Je suis bien aise, monsieur, que vous êtes content de nos Russes qui viennent chez vous. Ceux qui retournent chez eux des pays étrangers sans avoir été à Ferney en sont toujours au regret. Notre nation, en général, a les plus heureuses dispositions du monde. Il n’y a rien de plus aisé que de leur faire goûter le bon, le raisonnable. Je ne sais d’où vient qu’on s’est trompé souvent dans les moyens : volontiers je mettrai le tort du côté du gouvernement, qui s’y est pris gauchement. Quand on connaîtra plus cette nation en Europe, on reviendra de beaucoup d’erreurs et de préventions qu’on a sur le compte de la Russie.

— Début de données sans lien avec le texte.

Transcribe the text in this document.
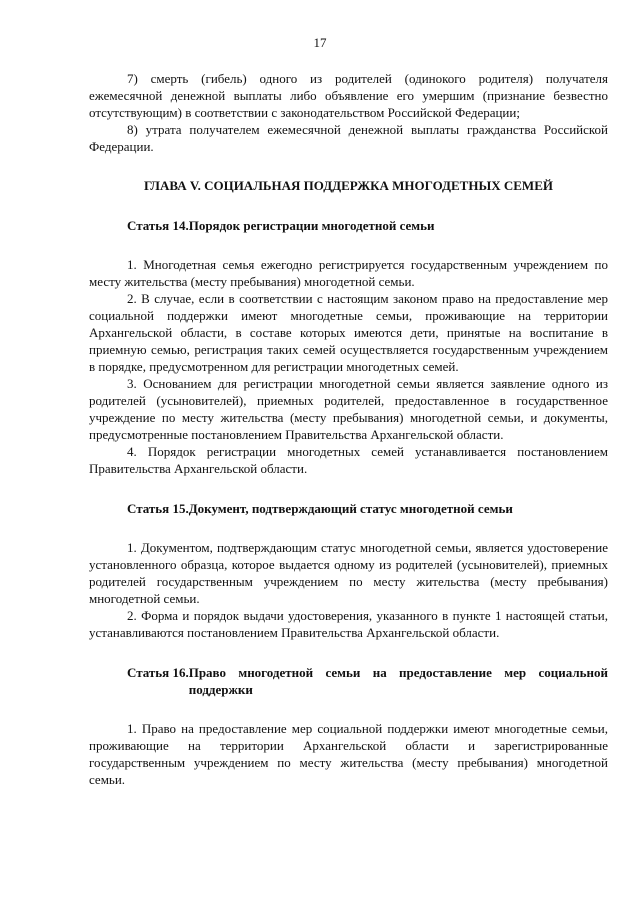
17

7) смерть (гибель) одного из родителей (одинокого родителя) получателя ежемесячной денежной выплаты либо объявление его умершим (признание безвестно отсутствующим) в соответствии с законодательством Российской Федерации;

8) утрата получателем ежемесячной денежной выплаты гражданства Российской Федерации.

ГЛАВА V. СОЦИАЛЬНАЯ ПОДДЕРЖКА МНОГОДЕТНЫХ СЕМЕЙ
Статья 14. Порядок регистрации многодетной семьи

1. Многодетная семья ежегодно регистрируется государственным учреждением по месту жительства (месту пребывания) многодетной семьи.

2. В случае, если в соответствии с настоящим законом право на предоставление мер социальной поддержки имеют многодетные семьи, проживающие на территории Архангельской области, в составе которых имеются дети, принятые на воспитание в приемную семью, регистрация таких семей осуществляется государственным учреждением в порядке, предусмотренном для регистрации многодетных семей.

3. Основанием для регистрации многодетной семьи является заявление одного из родителей (усыновителей), приемных родителей, предоставленное в государственное учреждение по месту жительства (месту пребывания) многодетной семьи, и документы, предусмотренные постановлением Правительства Архангельской области.

4. Порядок регистрации многодетных семей устанавливается постановлением Правительства Архангельской области.

Статья 15. Документ, подтверждающий статус многодетной семьи

1. Документом, подтверждающим статус многодетной семьи, является удостоверение установленного образца, которое выдается одному из родителей (усыновителей), приемных родителей государственным учреждением по месту жительства (месту пребывания) многодетной семьи.

2. Форма и порядок выдачи удостоверения, указанного в пункте 1 настоящей статьи, устанавливаются постановлением Правительства Архангельской области.

Статья 16. Право многодетной семьи на предоставление мер социальной поддержки

1. Право на предоставление мер социальной поддержки имеют многодетные семьи, проживающие на территории Архангельской области и зарегистрированные государственным учреждением по месту жительства (месту пребывания) многодетной семьи.
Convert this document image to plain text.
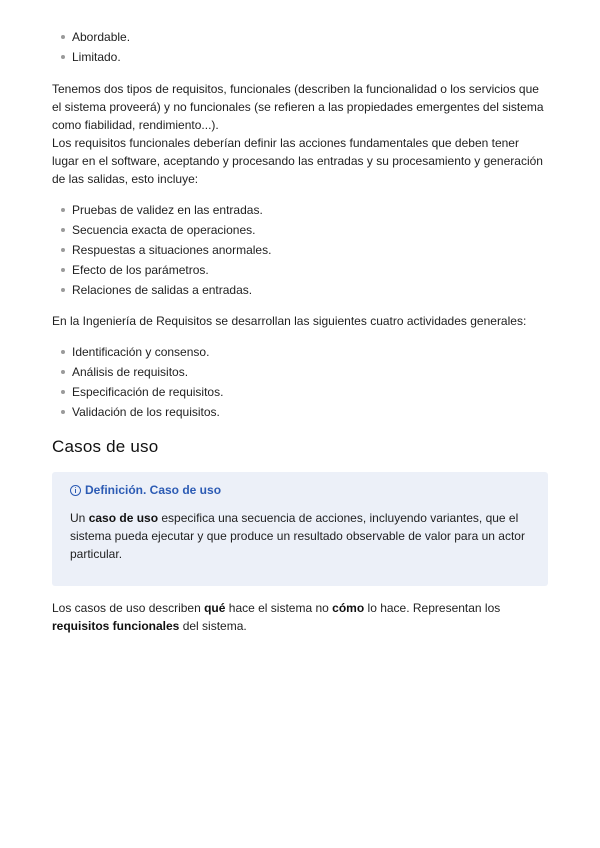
Abordable.
Limitado.

Tenemos dos tipos de requisitos, funcionales (describen la funcionalidad o los servicios que el sistema proveerá) y no funcionales (se refieren a las propiedades emergentes del sistema como fiabilidad, rendimiento...).
Los requisitos funcionales deberían definir las acciones fundamentales que deben tener lugar en el software, aceptando y procesando las entradas y su procesamiento y generación de las salidas, esto incluye:

Pruebas de validez en las entradas.
Secuencia exacta de operaciones.
Respuestas a situaciones anormales.
Efecto de los parámetros.
Relaciones de salidas a entradas.

En la Ingeniería de Requisitos se desarrollan las siguientes cuatro actividades generales:

Identificación y consenso.
Análisis de requisitos.
Especificación de requisitos.
Validación de los requisitos.
Casos de uso
Definición. Caso de uso

Un caso de uso especifica una secuencia de acciones, incluyendo variantes, que el sistema pueda ejecutar y que produce un resultado observable de valor para un actor particular.

Los casos de uso describen qué hace el sistema no cómo lo hace. Representan los requisitos funcionales del sistema.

Je vois toujours avec bien du plaisir le souvenir que vous avez de ma mère, qui est morte bien jeune à mon grand regret.

Si messieurs les Vénitiens le voudraient, il n’y aurait rien de plus aisé que d’envoyer Moustapha, selon vos désirs, passer le carnaval de l’année 1771 avec Candide dans leur humide ville. Je suis charmée de savoir le comte Schouvalow rentré dans vos bonnes grâces ; il serait étonnant qu’il ne vous eût pas répondu, car assurément il est un des hommes les plus exacts et les plus appliqués que je connaisse. Je ne crois pas me tromper en prédisant que sa patrie a de grands services à en attendre ; sa capacité est fort au-dessus de son âge : il n’a pas trente ans.

Soyez assuré, monsieur, de tous les sentiments que vous me connaissez.

Catherine.

  1. Collection de Documents, Mémoires et Correspondances relatifs à l’histoire de l’empire de Russie, tome X, page 407.